Teresa e Trifone, è stata un'esecuzione militare: "Tecnica per uccidere in pochi secondi"

E' forte il sospetto, scrive il Gazzettino, che a uccidere sia stato un killer professionista. Non viene affatto esclusa persino l'ipotesi di un'esecuzione di stampo militare, attribuibile a una persona addestrata per uccidere

L'omicidio di Teresa Costanza e Trifone Ragone è avvolto ancor'oggi nel più fitto mistero. Un agguato rapidissimo e feroce nel parcheggio del palasport di Pordenone che resta inspiegabile. I fatti risalgono al 17 marzo quando l’assassino ha sparato cinque colpi di pistola contro i due giovani.

Le caratteristiche dell'arma confermano la freddezza del killer: il delitto è stato commesso con una pistola semiautomatica.

E' forte quindi il sospetto, scrive il Gazzettino, che a uccidere sia stato un killer professionista.

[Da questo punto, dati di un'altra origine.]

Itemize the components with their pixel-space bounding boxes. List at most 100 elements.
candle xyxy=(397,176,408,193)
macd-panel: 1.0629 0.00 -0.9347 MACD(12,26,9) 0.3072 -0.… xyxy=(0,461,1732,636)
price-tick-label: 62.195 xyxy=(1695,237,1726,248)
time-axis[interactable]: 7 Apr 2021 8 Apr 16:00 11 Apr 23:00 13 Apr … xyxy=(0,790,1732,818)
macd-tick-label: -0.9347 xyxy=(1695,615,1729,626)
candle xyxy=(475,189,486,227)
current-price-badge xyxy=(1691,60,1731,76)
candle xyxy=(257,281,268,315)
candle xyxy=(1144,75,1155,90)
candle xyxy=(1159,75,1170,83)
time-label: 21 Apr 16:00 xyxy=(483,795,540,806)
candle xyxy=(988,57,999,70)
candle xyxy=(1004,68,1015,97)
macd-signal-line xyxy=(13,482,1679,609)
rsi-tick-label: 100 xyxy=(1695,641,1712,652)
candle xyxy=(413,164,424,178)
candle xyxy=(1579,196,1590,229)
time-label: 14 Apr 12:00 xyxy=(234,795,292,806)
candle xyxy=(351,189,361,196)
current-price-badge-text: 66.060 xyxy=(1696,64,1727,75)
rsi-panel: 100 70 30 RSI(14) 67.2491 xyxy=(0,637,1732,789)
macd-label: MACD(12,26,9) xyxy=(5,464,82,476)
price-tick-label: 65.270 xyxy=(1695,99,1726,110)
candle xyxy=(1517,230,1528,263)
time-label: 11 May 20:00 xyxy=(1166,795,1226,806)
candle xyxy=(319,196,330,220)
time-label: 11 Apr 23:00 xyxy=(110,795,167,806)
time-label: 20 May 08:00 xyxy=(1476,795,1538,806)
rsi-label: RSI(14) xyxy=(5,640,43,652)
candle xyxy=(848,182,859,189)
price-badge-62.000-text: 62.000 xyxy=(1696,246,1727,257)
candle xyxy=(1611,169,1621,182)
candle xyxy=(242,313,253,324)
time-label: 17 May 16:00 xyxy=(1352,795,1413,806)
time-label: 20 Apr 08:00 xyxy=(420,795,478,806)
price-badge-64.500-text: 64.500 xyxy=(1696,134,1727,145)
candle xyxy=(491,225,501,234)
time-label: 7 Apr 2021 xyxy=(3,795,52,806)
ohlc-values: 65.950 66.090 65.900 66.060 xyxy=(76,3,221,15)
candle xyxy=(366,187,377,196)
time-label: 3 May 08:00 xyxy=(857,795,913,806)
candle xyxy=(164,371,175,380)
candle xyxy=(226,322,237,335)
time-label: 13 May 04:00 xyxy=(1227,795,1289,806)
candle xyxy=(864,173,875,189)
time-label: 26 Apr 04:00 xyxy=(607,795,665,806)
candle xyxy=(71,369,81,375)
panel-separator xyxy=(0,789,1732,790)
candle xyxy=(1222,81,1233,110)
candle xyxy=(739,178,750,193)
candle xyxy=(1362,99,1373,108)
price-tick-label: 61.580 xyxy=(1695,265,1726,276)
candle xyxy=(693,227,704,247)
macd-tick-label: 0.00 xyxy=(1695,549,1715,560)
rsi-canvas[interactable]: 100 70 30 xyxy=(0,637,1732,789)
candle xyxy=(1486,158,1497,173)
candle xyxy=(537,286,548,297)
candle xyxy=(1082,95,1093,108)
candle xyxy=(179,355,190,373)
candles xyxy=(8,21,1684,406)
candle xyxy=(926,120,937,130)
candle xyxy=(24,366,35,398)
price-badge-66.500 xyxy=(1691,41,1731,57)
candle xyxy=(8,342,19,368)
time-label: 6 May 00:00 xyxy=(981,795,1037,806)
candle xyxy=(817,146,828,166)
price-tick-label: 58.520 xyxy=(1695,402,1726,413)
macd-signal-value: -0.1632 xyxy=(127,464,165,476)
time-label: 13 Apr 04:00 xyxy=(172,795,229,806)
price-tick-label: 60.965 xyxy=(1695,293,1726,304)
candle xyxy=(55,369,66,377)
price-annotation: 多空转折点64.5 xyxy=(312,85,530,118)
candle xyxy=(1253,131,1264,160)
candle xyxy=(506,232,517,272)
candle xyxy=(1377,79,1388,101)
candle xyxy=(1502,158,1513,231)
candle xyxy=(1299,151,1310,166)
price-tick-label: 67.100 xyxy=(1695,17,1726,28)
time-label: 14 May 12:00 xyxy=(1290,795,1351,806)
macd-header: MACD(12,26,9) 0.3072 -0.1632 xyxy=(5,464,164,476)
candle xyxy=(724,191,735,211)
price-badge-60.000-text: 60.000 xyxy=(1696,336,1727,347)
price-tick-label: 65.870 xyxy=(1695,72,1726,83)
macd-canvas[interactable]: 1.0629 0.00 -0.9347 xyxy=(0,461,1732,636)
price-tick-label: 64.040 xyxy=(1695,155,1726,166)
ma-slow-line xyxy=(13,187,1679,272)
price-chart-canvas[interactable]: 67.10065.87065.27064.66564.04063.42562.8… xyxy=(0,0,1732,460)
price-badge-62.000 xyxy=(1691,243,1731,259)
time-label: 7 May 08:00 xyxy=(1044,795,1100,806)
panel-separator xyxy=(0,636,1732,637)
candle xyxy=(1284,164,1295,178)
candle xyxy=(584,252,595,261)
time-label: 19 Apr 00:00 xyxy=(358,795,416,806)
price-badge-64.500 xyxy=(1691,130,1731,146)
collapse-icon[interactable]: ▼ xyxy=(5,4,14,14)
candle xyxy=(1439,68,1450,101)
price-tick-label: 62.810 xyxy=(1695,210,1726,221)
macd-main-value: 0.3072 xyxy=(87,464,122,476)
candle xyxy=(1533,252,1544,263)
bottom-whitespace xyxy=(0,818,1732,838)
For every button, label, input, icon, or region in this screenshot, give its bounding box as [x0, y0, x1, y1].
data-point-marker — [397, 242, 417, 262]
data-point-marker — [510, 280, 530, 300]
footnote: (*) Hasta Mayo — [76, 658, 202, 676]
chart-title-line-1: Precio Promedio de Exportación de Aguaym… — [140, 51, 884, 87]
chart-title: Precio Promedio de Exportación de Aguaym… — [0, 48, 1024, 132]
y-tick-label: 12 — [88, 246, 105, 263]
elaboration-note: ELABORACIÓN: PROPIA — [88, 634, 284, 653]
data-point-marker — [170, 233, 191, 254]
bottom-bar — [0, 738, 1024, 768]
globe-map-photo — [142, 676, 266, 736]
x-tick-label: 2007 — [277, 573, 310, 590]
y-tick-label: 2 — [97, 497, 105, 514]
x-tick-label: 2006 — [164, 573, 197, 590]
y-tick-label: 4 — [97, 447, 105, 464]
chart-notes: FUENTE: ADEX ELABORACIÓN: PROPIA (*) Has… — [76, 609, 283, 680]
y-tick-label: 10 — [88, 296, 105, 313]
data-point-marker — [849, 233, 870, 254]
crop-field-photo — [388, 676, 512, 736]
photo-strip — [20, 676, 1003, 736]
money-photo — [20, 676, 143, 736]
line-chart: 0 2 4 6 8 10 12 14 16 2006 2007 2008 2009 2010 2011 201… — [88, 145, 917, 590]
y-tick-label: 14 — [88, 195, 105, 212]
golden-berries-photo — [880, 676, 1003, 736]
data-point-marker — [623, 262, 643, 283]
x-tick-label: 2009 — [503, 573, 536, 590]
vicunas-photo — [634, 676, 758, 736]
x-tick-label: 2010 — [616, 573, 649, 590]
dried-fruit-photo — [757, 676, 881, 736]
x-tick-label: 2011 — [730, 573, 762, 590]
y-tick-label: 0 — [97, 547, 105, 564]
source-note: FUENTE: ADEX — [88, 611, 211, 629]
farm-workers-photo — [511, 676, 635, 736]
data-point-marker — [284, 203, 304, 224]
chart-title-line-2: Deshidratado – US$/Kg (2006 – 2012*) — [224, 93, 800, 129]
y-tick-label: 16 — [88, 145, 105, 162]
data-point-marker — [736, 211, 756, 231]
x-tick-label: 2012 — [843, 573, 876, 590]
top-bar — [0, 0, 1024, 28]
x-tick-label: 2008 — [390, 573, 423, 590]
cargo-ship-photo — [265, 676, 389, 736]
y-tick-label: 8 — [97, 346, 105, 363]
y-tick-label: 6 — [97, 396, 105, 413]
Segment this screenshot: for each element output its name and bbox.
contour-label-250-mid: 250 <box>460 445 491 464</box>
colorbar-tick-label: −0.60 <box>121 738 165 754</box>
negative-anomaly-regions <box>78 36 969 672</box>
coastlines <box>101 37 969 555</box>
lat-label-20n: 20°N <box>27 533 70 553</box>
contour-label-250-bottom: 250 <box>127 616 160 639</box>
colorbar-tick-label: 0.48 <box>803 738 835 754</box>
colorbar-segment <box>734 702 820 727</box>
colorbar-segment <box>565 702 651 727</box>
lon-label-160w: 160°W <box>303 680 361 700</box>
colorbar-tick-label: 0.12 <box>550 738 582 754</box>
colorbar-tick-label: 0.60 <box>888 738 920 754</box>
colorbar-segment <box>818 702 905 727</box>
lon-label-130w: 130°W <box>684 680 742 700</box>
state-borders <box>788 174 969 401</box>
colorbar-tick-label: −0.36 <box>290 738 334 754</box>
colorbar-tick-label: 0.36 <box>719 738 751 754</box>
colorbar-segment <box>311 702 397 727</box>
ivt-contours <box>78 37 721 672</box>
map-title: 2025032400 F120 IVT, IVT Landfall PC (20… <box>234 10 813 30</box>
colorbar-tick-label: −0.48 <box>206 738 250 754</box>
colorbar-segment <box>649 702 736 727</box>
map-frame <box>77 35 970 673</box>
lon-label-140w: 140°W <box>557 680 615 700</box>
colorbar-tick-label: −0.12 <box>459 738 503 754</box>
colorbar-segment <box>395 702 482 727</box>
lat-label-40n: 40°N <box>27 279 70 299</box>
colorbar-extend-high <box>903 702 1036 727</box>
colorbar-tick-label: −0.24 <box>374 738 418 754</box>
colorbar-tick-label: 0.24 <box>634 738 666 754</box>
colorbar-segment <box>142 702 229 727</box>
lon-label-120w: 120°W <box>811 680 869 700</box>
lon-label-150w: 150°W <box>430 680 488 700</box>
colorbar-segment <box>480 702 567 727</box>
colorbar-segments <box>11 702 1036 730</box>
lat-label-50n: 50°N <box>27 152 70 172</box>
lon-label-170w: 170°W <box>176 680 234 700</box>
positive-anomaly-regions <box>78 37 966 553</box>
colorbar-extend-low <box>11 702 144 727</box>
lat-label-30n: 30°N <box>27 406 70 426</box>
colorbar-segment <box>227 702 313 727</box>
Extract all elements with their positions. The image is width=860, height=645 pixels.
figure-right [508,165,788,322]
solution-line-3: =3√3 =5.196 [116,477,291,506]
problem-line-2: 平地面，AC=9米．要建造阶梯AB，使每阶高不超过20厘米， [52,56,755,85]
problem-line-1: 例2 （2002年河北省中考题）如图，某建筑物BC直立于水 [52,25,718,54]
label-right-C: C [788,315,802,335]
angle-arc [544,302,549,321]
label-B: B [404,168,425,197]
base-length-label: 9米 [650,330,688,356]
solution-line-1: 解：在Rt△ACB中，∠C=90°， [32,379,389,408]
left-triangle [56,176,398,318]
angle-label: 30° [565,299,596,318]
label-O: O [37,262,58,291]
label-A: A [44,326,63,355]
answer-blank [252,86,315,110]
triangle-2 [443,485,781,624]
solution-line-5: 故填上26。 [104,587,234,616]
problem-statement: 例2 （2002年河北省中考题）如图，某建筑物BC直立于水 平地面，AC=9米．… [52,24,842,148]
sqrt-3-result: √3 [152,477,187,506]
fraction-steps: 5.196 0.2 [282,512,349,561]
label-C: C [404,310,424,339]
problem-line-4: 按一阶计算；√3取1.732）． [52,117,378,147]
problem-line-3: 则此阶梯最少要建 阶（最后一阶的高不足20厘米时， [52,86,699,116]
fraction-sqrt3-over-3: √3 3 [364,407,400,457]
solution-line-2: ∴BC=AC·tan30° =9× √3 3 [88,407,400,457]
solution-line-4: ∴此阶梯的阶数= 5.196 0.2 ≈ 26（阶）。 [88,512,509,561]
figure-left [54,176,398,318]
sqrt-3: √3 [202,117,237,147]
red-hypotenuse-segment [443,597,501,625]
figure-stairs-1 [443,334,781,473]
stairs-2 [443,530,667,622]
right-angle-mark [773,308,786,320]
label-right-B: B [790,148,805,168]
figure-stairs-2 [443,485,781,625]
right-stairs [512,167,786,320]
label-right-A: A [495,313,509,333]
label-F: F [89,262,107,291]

Non viene affatto esclusa persino l'ipotesi di un'esecuzione di stampo militare, attribuibile a una persona addestrata per uccidere. 

Trifone Ragone non ha avuto tempo di reagire, il killer ha esploso sei colpi in rapida successione. 

La trasmissione "Segreti e delitti" ha parlato per questo caso di una tecnica militare, diffusa tra marines e corpi speciali, che insegna a uccidere in pochi secondi e in spazi angusti. 

E si è vagamente accennato a un'altra storia violenta che si intreccia con il delitto dei fidanzati di Pordenone: riguarderebbe un giovane ingaggiato per missioni sotto copertura. Si è poi parlato della semiautomatica 7,65 usata dal killer. Un modello non recente e un po' usurato, aveva anticipato il procuratore Marco Martani. [...] Le calibro 7,65 in Italia erano in dotazione al Corpo forestale negli anni Sessanta e ai corpi speciali.